Christopher Allen Wing wingc@engin.umich.edu
Thu, 6 Apr 2006 12:57:58 -0400 (EDT)


Derrick:


On Thu, 6 Apr 2006, Derrick J Brashear wrote:

>> That doesn't sound quite right. Anyway, why would a pam module worth 
>> anything honor the environment it was invoked with?
>> 
>> Mine certainly didn't.
>
> Right, now I remember. It cleaned the environment and used the env extension 
> to export the new value.

The confusing thing here is that PAM modules can be invoked in several 
different contexts.  The straightforward case is login authentication, 
where you would want to create a new credentials cache and reset the 
KRB5CCNAME environment variable.  For the case of the screen lock, it's 
still doing authentication but it's not starting a 'login session'.  But 
the default behavior on some (Linux) systems is for the PAM module to 
basically do a kinit when this happens, so that the user's credentials get 
refreshed.  This is so that you can lock your screen for a week and get 
new tickets/tokens after an unlog.

On the other hand some people might consider that behavior broken and 
would prefer to have a ticket/token refresh daemon running in the 
background instead, with renewable tickets, etc.
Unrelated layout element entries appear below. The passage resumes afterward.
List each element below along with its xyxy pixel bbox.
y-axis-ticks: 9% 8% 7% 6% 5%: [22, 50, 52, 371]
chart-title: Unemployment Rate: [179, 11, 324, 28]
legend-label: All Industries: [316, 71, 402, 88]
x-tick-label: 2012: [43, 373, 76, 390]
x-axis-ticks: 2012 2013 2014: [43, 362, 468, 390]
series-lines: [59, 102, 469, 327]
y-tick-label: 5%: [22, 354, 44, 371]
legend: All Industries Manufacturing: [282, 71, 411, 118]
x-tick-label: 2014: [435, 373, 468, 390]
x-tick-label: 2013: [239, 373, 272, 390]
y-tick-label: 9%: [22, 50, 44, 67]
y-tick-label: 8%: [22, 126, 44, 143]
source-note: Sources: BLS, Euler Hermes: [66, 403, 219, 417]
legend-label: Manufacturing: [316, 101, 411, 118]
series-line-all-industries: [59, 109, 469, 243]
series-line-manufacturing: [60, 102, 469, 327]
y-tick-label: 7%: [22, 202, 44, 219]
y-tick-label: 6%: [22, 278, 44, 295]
Finally, to make things more complicated there is a third way for the PAM 
module to be invoked: from a login session where the actual authentication 
has been done by another program.  For instance, the sshd server with 
GSSAPI may authenticate the user via Kerberos on its own, without a 
password.  In this case, the PAM module needs to use the KRB5CCNAME 
environment variable to find out where the sshd server stuck the forwarded 
credentials it got from GSSAPI.  The PAM module would then use the 
forwarded credentials to do an aklog.

You might argue that these are really 3 different modes of operation and 
they should belong in 3 different PAM modules.  But on some Linux systems 
at least this is all done by a single PAM module that figures out which of 
those 3 things to do based on the situation.